Dube’s chances of cracking Hockey Canada’s squad took a major blow at the beginning of the WHL season, as the Kelowna Rockets forward suffered a fractured right knee that forced him to miss seven weeks and the Canada-Russia CHL series.

“It was a little nerve-wracking I think, when I first got my injury I wasn’t 100% sure of even being able to play or get an opportunity. So, once I found out that I had the opportunity to at least get to the selection camp, [that] was a great feeling. I didn’t want to holdout and say my injury was the thing that held me back, so I think to get there and put everything I had was good, and might have even helped me with energy throughout the camp.”

This won’t be Dube’s first time wearing the maple leaf, as he played for Canada at the 2015 Ivan Hlinka Memorial Tournament with seven of his current Canadian teammates.

The Cochrane, Alberta product made it well known how honoured his is to represent his country on home ice.

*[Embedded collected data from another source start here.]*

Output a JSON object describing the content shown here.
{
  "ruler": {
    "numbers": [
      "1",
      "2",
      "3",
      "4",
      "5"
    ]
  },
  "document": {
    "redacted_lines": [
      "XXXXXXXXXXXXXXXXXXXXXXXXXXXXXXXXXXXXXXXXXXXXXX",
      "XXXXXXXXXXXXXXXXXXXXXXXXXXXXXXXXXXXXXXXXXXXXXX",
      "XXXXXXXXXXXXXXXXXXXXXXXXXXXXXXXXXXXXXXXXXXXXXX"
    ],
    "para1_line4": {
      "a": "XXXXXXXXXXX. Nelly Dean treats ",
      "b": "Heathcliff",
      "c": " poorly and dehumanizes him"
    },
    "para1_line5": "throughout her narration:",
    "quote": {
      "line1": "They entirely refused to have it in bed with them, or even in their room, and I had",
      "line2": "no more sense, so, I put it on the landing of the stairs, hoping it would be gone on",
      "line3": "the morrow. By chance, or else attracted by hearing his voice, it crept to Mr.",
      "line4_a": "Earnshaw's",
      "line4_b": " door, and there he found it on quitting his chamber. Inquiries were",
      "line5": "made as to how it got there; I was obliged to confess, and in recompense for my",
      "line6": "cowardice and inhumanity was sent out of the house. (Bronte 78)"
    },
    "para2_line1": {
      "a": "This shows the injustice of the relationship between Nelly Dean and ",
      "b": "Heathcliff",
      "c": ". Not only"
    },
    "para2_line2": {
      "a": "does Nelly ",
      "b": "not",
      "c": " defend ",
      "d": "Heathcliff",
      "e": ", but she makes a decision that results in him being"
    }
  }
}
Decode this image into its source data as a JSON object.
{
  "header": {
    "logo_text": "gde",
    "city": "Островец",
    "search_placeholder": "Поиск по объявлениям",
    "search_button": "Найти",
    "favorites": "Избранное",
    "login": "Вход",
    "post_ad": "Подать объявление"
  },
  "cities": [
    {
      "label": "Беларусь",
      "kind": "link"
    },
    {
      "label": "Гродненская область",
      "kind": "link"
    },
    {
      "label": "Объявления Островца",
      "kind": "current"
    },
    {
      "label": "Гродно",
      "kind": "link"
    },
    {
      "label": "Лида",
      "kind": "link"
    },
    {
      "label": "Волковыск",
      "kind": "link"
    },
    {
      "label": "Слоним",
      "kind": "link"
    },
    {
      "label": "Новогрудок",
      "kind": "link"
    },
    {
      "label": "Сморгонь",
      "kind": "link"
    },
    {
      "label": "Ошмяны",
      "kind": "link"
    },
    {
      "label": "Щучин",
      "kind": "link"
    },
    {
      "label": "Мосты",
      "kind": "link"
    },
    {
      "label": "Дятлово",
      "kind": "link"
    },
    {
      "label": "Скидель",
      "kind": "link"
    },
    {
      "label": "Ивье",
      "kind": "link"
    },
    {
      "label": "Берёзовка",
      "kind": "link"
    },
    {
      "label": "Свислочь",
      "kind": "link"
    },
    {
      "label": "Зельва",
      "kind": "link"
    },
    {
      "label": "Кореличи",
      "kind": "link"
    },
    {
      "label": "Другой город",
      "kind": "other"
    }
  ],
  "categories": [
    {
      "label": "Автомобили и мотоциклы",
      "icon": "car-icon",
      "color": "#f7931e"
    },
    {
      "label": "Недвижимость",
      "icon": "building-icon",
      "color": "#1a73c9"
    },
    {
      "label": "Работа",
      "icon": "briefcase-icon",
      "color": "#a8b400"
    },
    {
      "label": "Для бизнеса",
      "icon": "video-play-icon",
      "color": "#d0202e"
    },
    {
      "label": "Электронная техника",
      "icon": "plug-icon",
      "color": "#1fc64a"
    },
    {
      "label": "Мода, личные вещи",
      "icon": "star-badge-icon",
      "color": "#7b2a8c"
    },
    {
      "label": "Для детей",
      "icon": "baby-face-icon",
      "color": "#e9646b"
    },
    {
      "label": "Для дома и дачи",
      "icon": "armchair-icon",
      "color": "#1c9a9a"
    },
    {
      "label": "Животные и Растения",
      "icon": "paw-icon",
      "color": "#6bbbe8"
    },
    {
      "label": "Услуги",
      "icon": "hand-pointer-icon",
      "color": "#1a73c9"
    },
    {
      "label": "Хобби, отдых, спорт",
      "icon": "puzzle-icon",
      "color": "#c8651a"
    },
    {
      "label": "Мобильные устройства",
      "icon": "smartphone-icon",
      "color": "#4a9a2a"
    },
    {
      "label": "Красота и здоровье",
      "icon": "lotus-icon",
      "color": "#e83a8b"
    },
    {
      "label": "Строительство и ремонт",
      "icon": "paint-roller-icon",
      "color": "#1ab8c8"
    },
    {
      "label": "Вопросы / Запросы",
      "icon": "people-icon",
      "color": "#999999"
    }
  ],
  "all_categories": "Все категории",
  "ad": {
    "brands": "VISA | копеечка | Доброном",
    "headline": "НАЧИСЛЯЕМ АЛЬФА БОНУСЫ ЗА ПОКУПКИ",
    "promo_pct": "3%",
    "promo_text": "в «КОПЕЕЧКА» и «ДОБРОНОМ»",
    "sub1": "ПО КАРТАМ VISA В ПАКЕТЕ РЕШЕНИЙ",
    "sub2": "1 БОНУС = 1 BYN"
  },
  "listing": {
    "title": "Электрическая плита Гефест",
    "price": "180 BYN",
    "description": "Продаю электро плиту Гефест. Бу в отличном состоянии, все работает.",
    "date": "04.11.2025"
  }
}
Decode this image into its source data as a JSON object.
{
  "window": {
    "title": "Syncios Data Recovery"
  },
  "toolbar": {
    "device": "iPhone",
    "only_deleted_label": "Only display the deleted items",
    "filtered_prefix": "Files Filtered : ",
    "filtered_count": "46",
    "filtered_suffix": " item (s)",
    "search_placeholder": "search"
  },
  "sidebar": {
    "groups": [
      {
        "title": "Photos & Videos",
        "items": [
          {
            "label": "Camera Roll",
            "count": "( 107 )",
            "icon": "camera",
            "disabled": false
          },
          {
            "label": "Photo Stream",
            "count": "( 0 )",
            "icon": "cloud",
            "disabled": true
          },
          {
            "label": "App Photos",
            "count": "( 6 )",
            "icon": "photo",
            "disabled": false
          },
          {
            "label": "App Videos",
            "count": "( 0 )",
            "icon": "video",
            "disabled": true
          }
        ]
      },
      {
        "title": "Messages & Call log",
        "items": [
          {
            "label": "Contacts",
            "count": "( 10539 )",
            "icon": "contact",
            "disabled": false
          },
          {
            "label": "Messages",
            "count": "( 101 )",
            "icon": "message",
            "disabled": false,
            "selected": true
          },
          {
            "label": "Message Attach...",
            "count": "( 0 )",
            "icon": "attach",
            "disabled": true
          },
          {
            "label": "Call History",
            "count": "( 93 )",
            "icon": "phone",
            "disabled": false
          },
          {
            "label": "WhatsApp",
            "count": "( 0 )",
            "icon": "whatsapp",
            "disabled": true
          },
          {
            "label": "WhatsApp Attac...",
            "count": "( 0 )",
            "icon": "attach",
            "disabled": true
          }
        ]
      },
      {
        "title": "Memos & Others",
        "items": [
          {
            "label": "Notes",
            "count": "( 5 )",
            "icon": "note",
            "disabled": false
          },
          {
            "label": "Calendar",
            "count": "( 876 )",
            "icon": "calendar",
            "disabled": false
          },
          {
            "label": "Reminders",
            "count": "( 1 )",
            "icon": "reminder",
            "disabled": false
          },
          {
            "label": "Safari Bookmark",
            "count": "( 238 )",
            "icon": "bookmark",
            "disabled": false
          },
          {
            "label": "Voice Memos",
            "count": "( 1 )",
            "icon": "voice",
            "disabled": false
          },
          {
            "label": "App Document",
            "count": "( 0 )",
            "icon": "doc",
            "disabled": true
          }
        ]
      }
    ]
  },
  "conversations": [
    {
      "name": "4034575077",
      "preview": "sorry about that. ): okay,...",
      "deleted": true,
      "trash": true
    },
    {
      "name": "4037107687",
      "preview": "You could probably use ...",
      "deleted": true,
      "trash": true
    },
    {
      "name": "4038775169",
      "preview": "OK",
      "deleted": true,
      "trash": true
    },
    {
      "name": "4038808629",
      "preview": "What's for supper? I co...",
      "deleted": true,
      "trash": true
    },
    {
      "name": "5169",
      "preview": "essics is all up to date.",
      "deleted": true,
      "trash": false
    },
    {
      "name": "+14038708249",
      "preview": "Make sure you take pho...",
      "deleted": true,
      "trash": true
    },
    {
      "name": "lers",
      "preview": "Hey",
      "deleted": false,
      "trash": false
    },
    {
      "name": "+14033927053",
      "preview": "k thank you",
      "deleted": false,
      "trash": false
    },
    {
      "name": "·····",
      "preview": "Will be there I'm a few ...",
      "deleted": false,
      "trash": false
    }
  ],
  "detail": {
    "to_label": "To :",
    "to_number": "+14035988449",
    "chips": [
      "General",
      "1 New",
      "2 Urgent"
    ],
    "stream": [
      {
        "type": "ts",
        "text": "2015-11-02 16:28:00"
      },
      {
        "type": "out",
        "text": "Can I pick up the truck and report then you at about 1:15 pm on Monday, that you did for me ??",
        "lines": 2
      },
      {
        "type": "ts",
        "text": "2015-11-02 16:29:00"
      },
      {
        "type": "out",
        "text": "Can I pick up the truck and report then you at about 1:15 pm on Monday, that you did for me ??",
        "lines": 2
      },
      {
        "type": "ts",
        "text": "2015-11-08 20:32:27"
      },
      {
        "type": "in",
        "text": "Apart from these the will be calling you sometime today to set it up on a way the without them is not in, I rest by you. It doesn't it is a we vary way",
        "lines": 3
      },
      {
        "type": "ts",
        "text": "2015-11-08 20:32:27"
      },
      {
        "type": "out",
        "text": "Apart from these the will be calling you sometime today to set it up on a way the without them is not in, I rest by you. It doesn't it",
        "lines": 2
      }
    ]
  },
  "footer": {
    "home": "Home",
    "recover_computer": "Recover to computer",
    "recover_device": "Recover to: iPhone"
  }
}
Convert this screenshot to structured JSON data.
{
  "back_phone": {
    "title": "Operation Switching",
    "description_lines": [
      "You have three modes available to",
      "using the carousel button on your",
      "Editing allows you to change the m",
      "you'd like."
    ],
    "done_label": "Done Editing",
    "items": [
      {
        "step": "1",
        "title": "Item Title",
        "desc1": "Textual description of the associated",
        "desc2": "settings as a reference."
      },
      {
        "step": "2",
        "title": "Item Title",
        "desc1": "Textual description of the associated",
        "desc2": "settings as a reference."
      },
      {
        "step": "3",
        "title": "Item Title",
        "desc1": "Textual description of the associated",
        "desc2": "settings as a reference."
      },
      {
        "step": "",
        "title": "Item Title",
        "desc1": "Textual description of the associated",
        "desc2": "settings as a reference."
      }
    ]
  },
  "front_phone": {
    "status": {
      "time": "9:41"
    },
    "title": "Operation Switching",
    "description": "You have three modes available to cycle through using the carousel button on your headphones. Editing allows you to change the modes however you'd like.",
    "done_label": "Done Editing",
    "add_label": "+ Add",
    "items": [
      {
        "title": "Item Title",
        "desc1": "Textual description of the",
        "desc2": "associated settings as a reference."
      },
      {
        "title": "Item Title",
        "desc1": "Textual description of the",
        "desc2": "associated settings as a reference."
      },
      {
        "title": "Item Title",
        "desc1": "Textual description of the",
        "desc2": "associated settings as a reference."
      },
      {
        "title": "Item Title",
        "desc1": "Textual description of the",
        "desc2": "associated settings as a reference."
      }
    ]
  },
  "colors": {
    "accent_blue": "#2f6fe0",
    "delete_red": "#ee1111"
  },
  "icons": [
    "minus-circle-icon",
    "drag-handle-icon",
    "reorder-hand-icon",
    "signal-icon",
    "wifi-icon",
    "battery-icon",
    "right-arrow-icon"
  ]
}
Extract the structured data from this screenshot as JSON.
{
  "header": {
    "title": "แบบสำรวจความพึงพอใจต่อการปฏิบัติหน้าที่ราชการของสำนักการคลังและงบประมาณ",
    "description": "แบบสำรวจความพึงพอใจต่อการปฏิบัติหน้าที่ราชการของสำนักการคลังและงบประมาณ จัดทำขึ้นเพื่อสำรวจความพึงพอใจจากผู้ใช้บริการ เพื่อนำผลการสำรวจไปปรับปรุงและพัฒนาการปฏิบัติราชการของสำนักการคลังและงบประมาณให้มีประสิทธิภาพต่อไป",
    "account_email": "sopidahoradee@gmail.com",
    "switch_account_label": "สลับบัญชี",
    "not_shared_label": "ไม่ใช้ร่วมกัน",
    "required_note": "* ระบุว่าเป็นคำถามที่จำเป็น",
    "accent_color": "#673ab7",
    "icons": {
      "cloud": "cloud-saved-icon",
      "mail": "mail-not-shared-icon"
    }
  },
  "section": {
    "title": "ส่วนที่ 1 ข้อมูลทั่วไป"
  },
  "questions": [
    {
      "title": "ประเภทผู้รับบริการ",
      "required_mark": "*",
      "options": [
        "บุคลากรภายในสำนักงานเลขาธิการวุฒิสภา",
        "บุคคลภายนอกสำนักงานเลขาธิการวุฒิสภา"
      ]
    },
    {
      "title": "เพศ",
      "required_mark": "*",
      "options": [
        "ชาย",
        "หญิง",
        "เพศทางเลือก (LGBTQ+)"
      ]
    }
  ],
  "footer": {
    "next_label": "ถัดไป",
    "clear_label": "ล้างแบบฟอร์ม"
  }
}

“It’s hard to describe. It’s the one you’ve always been watching as a little kid, it’s the biggest hockey thing over Christmas that everybody wants to watch. To have my family here, and to have them a part of it is pretty great. I’m excited to get the tournament started and see what happens from there, but I just can’t wait to hit the ice in the first game.”

Canada is 2-0 in exhibition play, but Dube and Canada’s coaching staff agreed that the quick starts over Finland and the Czech Republic haven’t translated into full 60 minute efforts yet.

And, Canada will need to be at their absolute best as they open up preliminary round play against Russia on Monday.

“We have one more game in our exhibition, so we’re really going to focus on that and lead up to that Russia game because obviously they’re a top team in this tournament. There are no easy games leading into it, so I think our game [Friday] will be a big one to sharpen up on, hopefully leave with some positive notes there, and really be feeling good about ourselves heading into that game.”

As for Sweden, their defensive core on paper is slated to be one of the most dynamic in the tournament with Kylington leading a group that includes Gabriel Carlsson and Jacob Larsson.

His experience playing in the AHL will also be a huge boost, as he is one of the few players in the tournament to play professionally in North America.

“It was great news to hear,” said Kylington. “You always get happy when the national team calls for you and wants you to play. So, it was a good feeling and I’m excited to join the team, and play in the World Juniors.”

This will be Kylington’s first taste of World Juniors action, as he was left off Sweden’s preliminary roster last December while battling injury. Despite missing last year’s edition, Kylington’s previous experience with the national team could serve as a valuable asset.

“I know the guys pretty well, I played with a lot of them in Sweden. I played early Juniors with them with the Sweden U16, U17, and U18 [teams]. So, we have a pretty tight group and I think everyone knows each other. It’s a good mix, and it’s important to get to know everybody when it’s a short tournament.”

It was a disappointing finish for Sweden at last year’s tournament in Helskini, Finland, as the Swedes failed to reach the podium for the second consecutive year, getting blown out in the bronze medal game to the United States 8-3.

Because of this, Sweden will need to rack up some wins early in a tough pool with Finland, Switzerland, Denmark, and the Czech Republic.

“We need to be sharp and ready for the first game. I think we have Denmark for the first game, and we need to be ready right away from the puck drop. Just be sharp, and understand that every game is important and we can’t take any games or days off. You just need to be sharp an ready to go from the first game.”

Three other Flames are currently in the running for final roster spots, as goaltender Tyler Parsons and defenceman Adam Fox are trying to make Team USA, while CSKA Moscow’s (KHL) Pavel Karnaukhov is looking to do the same for the Russians.

Russia will make their final cuts by the weekend, while the Americans are expected to take until Christmas Eve to announce their 22-man roster.

World Junior games officially get underway on Boxing Day, with Sweden facing Denmark, Finland battling the Czech Republic, the States squaring off against Latvia, and Canada renewing their rivalry against Russia.